Endlich heißt es ‘Präsident Obama’

Seit gestern ist es endlich auch offiziell: Barack Hussein Obama ist nun der 44. Präsident der Vereinigten Staaten!

Das Kapitol am Vorabend der Inauguration

Das Kapitol am Vorabend der Inauguration - Foto von Burnt Pixel @Flickr

Ich bin recht sicher, dass ihr alle live am Fernseher mit dabei wart, also spare ich mir mal eine Zusammenfassung der Ereignisse. Einige Anmerkungen müssen aber sein:

  • Die Diskussionen gehen natürlich los, ob Obamas Rede in die Geschichte als eine der großen Amtseinführungsreden eingehen wird. Der Konsens hier geht aber eher Richtung nein. Verschiedene Kommentatoren suchen natürlich auch Spuren von Reden vergangener Präsidenten in Obamas Ansprache. So kam ein sehr beeindruckender Teil der Rede aus einer Rede George Washingtons – und es sind auch Parallelen zu Franklin Roosevelts erster Inaugural Address zu erkennen.
  • Beim Amtseid gab es einige kleine Unstimmigkeiten. Zuerst fiel Obama Chief erzkonservativen Justice Roberts, gegen dessen Nominierung er als Senator noch stimmte, ins Wort, als er zu früh mit dem Nachsprechen begann des Eides begann. Sekunden später konnte er sich genüsslich revanchieren: der Oberste Bundesrichter zitierte den Eid falsch aus der Verfassung, und Obama sprach folglich nicht weiter, bis er sich korrigiert hatte.
  • Progressive hatten ein besonders strenges Auge auf die invocation des evangelikalen Pastors Rick Warren gerichtet, der aufgrund seiner homophoben Ansichten in die Kritik geraten war. Obwohl seine Rede als verhältnismäßig moderat gesehen wurde, hagelte es Vorwürfe, dass eine Rede des offen schwulen Bischofs Gene Robinson am Vortag im Fernsehen nicht gezeigt wurde – laut HBO auf Anweisung des Obama-Teams.
  • Die implizit hervorgebrachte Kritik Obamas an seinem Amtsvorgänger war bei aller vorher demonstrierten Herzlichkeit viel harscher als es eigentlich bei derartigen Reden normal ist. Die Zeichen stehen also eindeutig auf Neuanfang.

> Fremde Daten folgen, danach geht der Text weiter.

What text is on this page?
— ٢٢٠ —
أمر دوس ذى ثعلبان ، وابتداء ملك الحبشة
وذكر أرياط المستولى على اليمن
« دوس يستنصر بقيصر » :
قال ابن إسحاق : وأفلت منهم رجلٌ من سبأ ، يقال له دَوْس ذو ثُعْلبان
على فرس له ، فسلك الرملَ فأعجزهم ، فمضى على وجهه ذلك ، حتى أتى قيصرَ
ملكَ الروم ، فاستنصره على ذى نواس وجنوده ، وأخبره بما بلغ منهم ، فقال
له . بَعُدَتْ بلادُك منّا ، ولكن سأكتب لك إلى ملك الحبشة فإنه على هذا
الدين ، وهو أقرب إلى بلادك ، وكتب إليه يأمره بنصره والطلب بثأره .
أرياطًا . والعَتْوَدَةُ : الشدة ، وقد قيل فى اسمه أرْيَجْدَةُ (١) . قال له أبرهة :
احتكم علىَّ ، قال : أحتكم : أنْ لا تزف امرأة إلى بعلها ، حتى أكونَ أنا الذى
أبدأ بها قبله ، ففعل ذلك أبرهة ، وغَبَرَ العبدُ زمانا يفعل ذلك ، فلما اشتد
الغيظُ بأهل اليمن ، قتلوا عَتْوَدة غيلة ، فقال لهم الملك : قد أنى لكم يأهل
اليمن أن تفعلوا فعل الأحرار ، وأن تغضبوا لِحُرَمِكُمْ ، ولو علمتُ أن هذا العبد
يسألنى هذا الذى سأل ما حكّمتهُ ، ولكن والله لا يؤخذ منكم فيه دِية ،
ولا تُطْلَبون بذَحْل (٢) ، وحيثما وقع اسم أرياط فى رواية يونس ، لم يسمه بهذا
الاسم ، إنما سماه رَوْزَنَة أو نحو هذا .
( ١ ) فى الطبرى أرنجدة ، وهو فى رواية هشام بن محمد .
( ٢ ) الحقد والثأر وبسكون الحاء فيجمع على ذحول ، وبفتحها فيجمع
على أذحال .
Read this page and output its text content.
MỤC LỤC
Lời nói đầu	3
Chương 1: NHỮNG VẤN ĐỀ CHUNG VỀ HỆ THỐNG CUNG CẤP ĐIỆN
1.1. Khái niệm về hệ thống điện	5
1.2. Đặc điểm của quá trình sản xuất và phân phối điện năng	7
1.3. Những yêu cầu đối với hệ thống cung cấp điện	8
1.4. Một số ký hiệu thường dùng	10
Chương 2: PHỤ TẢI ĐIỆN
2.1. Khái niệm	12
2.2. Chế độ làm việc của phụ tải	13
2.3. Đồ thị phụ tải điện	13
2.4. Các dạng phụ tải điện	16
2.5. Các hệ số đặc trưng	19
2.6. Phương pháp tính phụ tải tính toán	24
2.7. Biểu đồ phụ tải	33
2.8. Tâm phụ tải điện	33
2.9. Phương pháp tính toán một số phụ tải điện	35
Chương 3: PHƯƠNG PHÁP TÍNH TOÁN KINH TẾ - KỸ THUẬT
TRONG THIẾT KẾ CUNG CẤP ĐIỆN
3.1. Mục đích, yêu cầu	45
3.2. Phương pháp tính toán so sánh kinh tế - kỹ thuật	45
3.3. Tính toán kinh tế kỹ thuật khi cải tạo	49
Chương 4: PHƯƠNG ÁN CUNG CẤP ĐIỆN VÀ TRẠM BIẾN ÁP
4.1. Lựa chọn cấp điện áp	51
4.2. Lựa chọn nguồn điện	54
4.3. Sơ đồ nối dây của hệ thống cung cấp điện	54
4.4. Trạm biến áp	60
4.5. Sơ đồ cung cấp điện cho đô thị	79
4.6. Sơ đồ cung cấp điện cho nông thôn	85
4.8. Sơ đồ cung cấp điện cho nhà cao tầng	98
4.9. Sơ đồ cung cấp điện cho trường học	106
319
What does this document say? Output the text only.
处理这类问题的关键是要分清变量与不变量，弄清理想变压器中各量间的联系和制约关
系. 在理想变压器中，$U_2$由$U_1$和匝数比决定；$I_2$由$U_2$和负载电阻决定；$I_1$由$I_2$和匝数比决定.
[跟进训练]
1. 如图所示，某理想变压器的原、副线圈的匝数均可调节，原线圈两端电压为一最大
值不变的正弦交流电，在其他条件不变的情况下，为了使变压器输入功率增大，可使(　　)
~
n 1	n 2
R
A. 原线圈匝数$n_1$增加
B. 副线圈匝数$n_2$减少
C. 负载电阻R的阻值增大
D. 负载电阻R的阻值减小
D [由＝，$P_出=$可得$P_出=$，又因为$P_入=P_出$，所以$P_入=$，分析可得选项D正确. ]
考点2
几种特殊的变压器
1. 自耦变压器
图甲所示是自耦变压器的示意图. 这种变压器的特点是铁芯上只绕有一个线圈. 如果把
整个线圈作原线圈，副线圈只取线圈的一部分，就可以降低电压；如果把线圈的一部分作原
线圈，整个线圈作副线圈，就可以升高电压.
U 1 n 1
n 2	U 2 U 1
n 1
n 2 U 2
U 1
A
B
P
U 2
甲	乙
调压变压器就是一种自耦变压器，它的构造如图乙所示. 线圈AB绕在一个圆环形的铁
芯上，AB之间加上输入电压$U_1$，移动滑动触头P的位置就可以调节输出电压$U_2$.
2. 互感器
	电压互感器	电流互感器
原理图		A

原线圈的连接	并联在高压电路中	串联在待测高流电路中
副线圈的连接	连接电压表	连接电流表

In den letzten Wochen erschien Bush ohnehin schon derart machtlos, dass in den Medien weithin von einer Kopräsidentschaft gesprochen wurde, jedoch hatte Obama bis gestern natürlich formal gesehen keine Macht. Der scheidende Präsident, inzwischen politisch fast völlig marginalisiert, gesteht in seinen äußerst zahlreichen Abschlussinterviews und seiner letzten Pressekonferenz Fehler ein, jedoch zeigt die Natur der Antworten, dass er sich eher um die Vermarktung seiner Präsidentschaft Gedanken machte, als um die tatsächliche Substanz der Entscheidungen. Am Irakkrieg bedaure er z.B. seine “Mission Accomplished” Flugzeugträgerposse und das Fehlen der WMDs, und an der Reaktion auf Hurrikan Katrina in New Orleans war seine wichtigste Abwägung, ob ein Photo Op vor Ort (à la Elbflutkönig Schröder) nicht doch eine gute Idee gewesen wäre. Einsicht sieht anders aus.

Und so berichtet Maureen Dowd wie das Publikum bei der Inauguration kollektiv den Hubschrauber von Bush hinterhersah, als ob alle sichergehen wollten, dass der Albtraum auch wirklich vorbei ist.

1 Kommentar zu “Endlich heißt es ‘Präsident Obama’”

  1. #1 John
    am 11. Jul 2011 um 12:48

    Jetzt ist ja schon einige Zeit vergangen, aber ich bin der Meinung das Obama seinen Job bis jetzt im Grunde doch sehr gut macht. Trotz der Kritik die hin und wieder mal verübt wurde, aber man kann es ja nicht jedem recht machen. Grüße John.